Walton Brown to stop fronting (File photograph)

An estimated $40 million in fees has been lost as a result of fronting land purchases by non-Bermudians, MPs were told yesterday.

The sale of about 120

properties are under investigation.

Walton Brown, the Minister ofHome Affairs, told the House of Assembly that the Attorney-General’s Chambers is helping with inquiries and an amnesty period was now at an end.

He said: “We are acting now, and people who have not approached the Government in an effort to regularise will be approached.”

Mr Brown said the unpaid cash dated back ten years, before 2007 changes to the law cracked down on cheating over land licences.

He emphasised that not all properties on file were fronting arrangements.

But he warned that non-Bermudians who broke the law would be prosecuted on the advice of the Director of Public Prosecutions to claw back some of the unpaid millions.

Fronting, the use of a Bermudian as cover for non-Bermudians to acquire property or land, became an offence under 2007 immigration amendments.

But the law was criticised as too harsh on Bermudians married to foreigners, and licensing requirements for local spouses were rolled back in 2012.

Mr Brown said that some questionable deals had been given a long grace period — first under a three-year amnesty after 2007.

He added that in 2010 there was a “further two-year period of abeyance to allow people to comply, that led to 2012”.

MPs queried what had happened to the file of names and land assessment numbers over the five years since.

Asked by this newspaper, Mr Brown replied: “All I can say it it’s a matter for my ministry to focus upon and resolve.”

Mr Brown said the law was clear on the amount of acreage that could be held by non-Bermudians.

Earlier, Progressive Labour Party MP Derrick Burgess told the House of Assembly he had raised the issue in Parliament “years ago, and was told it was ready to go to the Attorney-General’s chamber”.

Mr Brown told MPs that the file had “sat in the Department of Immigration”, while Patricia Gordon-Pamplin, the Leader of the Opposition, queried “whether the information I got, that the file couldn’t be found, emanated from the technical officers”.

The minister replied: “Anyone who makes a statement has to stand by his or her words.
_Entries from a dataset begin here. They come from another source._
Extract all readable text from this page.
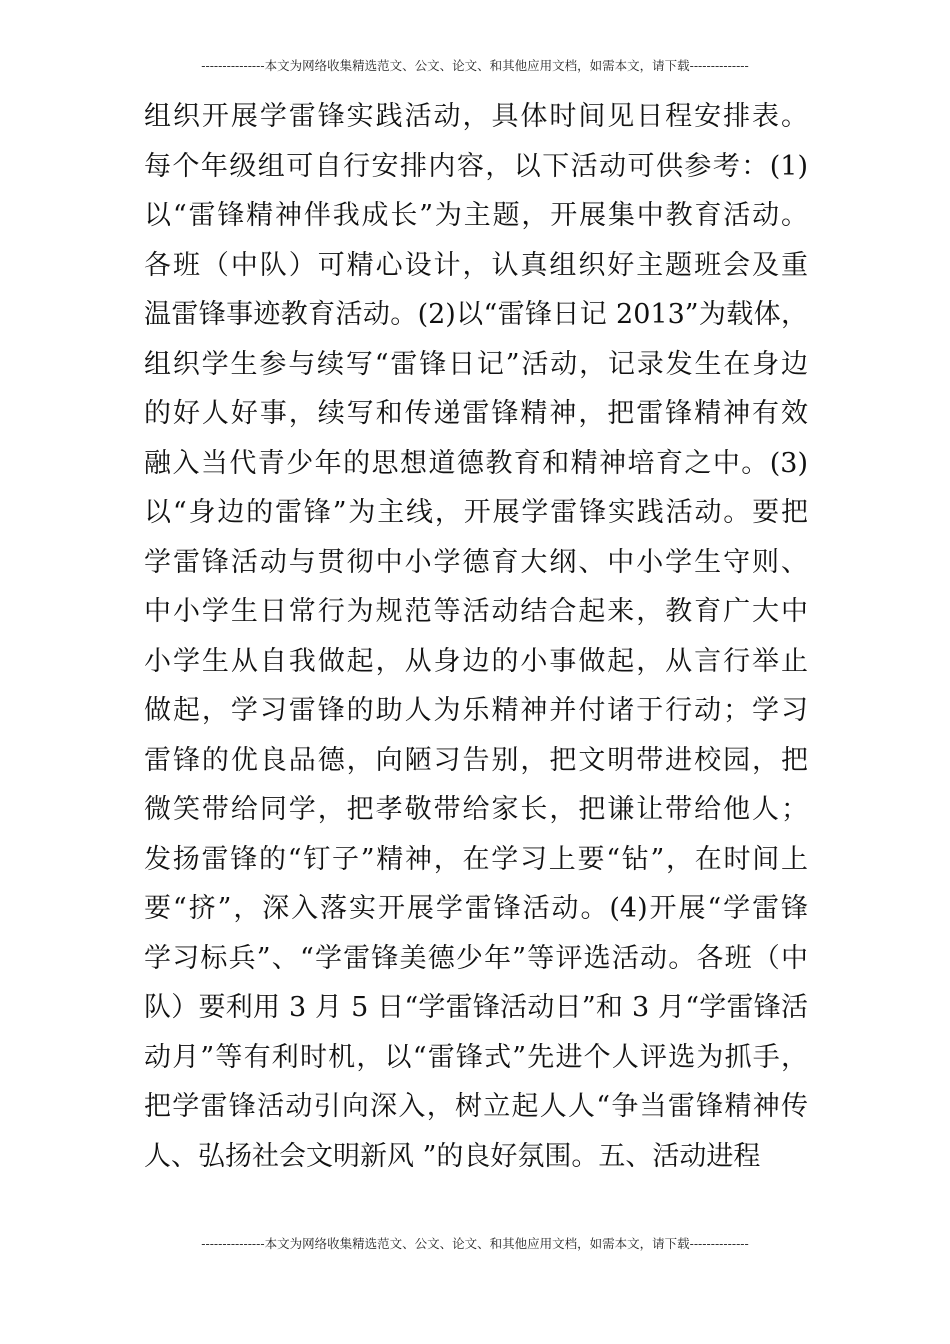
---------------本文为网络收集精选范文、公文、论文、和其他应用文档，如需本文，请下载--------------
组织开展学雷锋实践活动，具体时间见日程安排表。
每个年级组可自行安排内容，以下活动可供参考：(1)
以“雷锋精神伴我成长”为主题，开展集中教育活动。
各班（中队）可精心设计，认真组织好主题班会及重
温雷锋事迹教育活动。(2)以“雷锋日记 2013”为载体，
组织学生参与续写“雷锋日记”活动，记录发生在身边
的好人好事，续写和传递雷锋精神，把雷锋精神有效
融入当代青少年的思想道德教育和精神培育之中。(3)
以“身边的雷锋”为主线，开展学雷锋实践活动。要把
学雷锋活动与贯彻中小学德育大纲、中小学生守则、
中小学生日常行为规范等活动结合起来，教育广大中
小学生从自我做起，从身边的小事做起，从言行举止
做起，学习雷锋的助人为乐精神并付诸于行动；学习
雷锋的优良品德，向陋习告别，把文明带进校园，把
微笑带给同学，把孝敬带给家长，把谦让带给他人；
发扬雷锋的“钉子”精神，在学习上要“钻”，在时间上
要“挤”，深入落实开展学雷锋活动。(4)开展“学雷锋
学习标兵”、“学雷锋美德少年”等评选活动。各班（中
队）要利用 3 月 5 日“学雷锋活动日”和 3 月“学雷锋活
动月”等有利时机，以“雷锋式”先进个人评选为抓手，
把学雷锋活动引向深入，树立起人人“争当雷锋精神传
人、弘扬社会文明新风 ”的良好氛围。五、活动进程
---------------本文为网络收集精选范文、公文、论文、和其他应用文档，如需本文，请下载--------------
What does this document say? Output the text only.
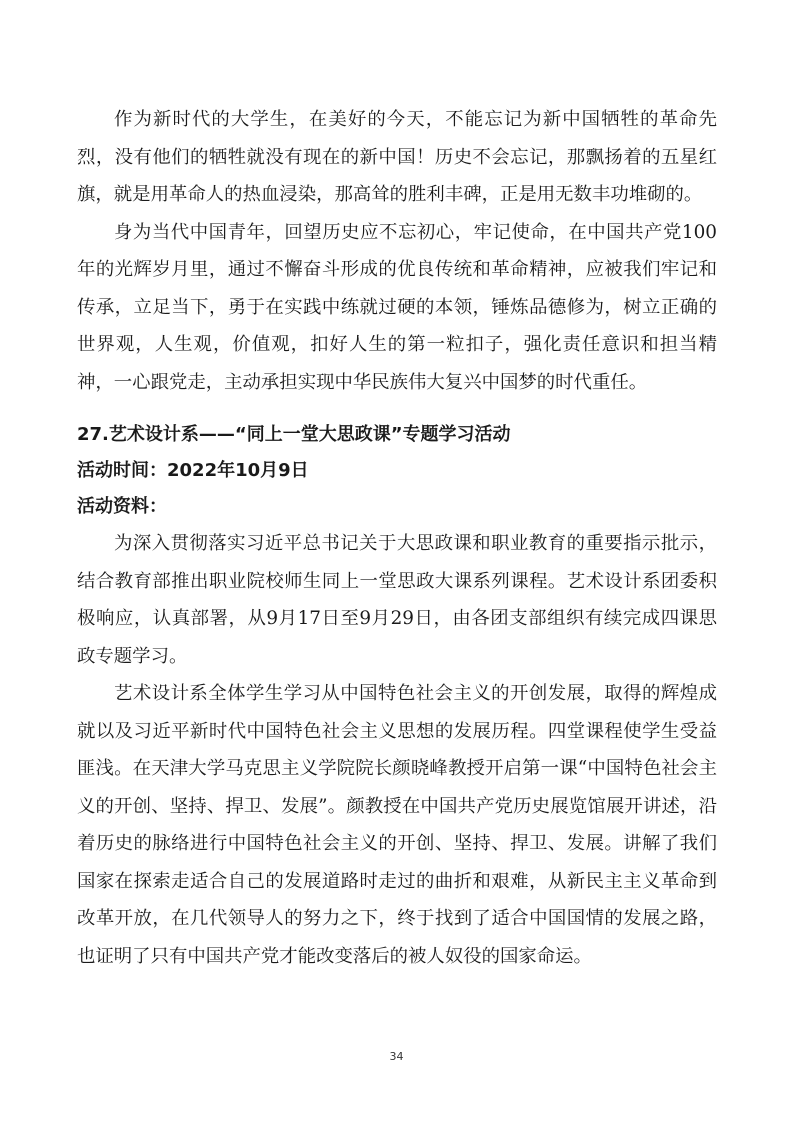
作为新时代的大学生，在美好的今天，不能忘记为新中国牺牲的革命先烈，没有他们的牺牲就没有现在的新中国！历史不会忘记，那飘扬着的五星红旗，就是用革命人的热血浸染，那高耸的胜利丰碑，正是用无数丰功堆砌的。

身为当代中国青年，回望历史应不忘初心，牢记使命，在中国共产党100年的光辉岁月里，通过不懈奋斗形成的优良传统和革命精神，应被我们牢记和传承，立足当下，勇于在实践中练就过硬的本领，锤炼品德修为，树立正确的世界观，人生观，价值观，扣好人生的第一粒扣子，强化责任意识和担当精神，一心跟党走，主动承担实现中华民族伟大复兴中国梦的时代重任。

27.艺术设计系——“同上一堂大思政课”专题学习活动

活动时间：2022年10月9日

活动资料：

为深入贯彻落实习近平总书记关于大思政课和职业教育的重要指示批示，结合教育部推出职业院校师生同上一堂思政大课系列课程。艺术设计系团委积极响应，认真部署，从9月17日至9月29日，由各团支部组织有续完成四课思政专题学习。

艺术设计系全体学生学习从中国特色社会主义的开创发展，取得的辉煌成就以及习近平新时代中国特色社会主义思想的发展历程。四堂课程使学生受益匪浅。在天津大学马克思主义学院院长颜晓峰教授开启第一课“中国特色社会主义的开创、坚持、捍卫、发展”。颜教授在中国共产党历史展览馆展开讲述，沿着历史的脉络进行中国特色社会主义的开创、坚持、捍卫、发展。讲解了我们国家在探索走适合自己的发展道路时走过的曲折和艰难，从新民主主义革命到改革开放，在几代领导人的努力之下，终于找到了适合中国国情的发展之路，也证明了只有中国共产党才能改变落后的被人奴役的国家命运。

34
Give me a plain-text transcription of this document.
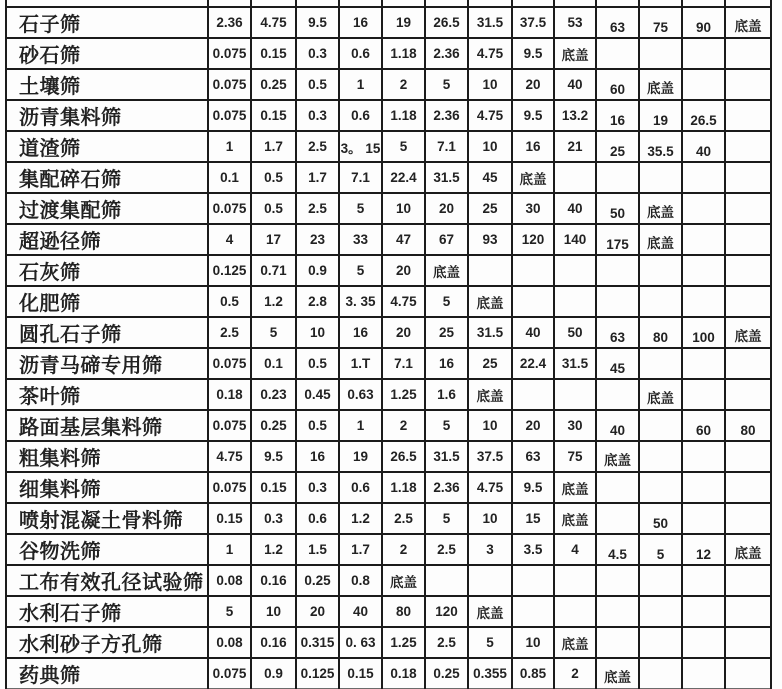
石子筛	2.36	4.75	9.5	16	19	26.5	31.5	37.5	53	63	75	90	底盖
砂石筛	0.075	0.15	0.3	0.6	1.18	2.36	4.75	9.5	底盖				
土壤筛	0.075	0.25	0.5	1	2	5	10	20	40	60	底盖		
沥青集料筛	0.075	0.15	0.3	0.6	1.18	2.36	4.75	9.5	13.2	16	19	26.5	
道渣筛	1	1.7	2.5	3。 15	5	7.1	10	16	21	25	35.5	40	
集配碎石筛	0.1	0.5	1.7	7.1	22.4	31.5	45	底盖					
过渡集配筛	0.075	0.5	2.5	5	10	20	25	30	40	50	底盖		
超逊径筛	4	17	23	33	47	67	93	120	140	175	底盖		
石灰筛	0.125	0.71	0.9	5	20	底盖							
化肥筛	0.5	1.2	2.8	3. 35	4.75	5	底盖						
圆孔石子筛	2.5	5	10	16	20	25	31.5	40	50	63	80	100	底盖
沥青马碲专用筛	0.075	0.1	0.5	1.T	7.1	16	25	22.4	31.5	45			
茶叶筛	0.18	0.23	0.45	0.63	1.25	1.6	底盖				底盖		
路面基层集料筛	0.075	0.25	0.5	1	2	5	10	20	30	40		60	80
粗集料筛	4.75	9.5	16	19	26.5	31.5	37.5	63	75	底盖			
细集料筛	0.075	0.15	0.3	0.6	1.18	2.36	4.75	9.5	底盖				
喷射混凝土骨料筛	0.15	0.3	0.6	1.2	2.5	5	10	15	底盖		50		
谷物洗筛	1	1.2	1.5	1.7	2	2.5	3	3.5	4	4.5	5	12	底盖
工布有效孔径试验筛	0.08	0.16	0.25	0.8	底盖								
水利石子筛	5	10	20	40	80	120	底盖						
水利砂子方孔筛	0.08	0.16	0.315	0. 63	1.25	2.5	5	10	底盖				
药典筛	0.075	0.9	0.125	0.15	0.18	0.25	0.355	0.85	2	底盖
I wouldn’t want to pass responsibility to the technical officers.”

Opposition MPs asked how many cases had been brought by the Attorney-General.

Mr Brown told them that he would try to find out the answer.

He added: “I will say that the perpetrators were either required to pay fines or relinquish property.”

The new crackdown is part of a plan unveiled this month by Mr Brown as the “next wave of changes to immigration policies and procedures”.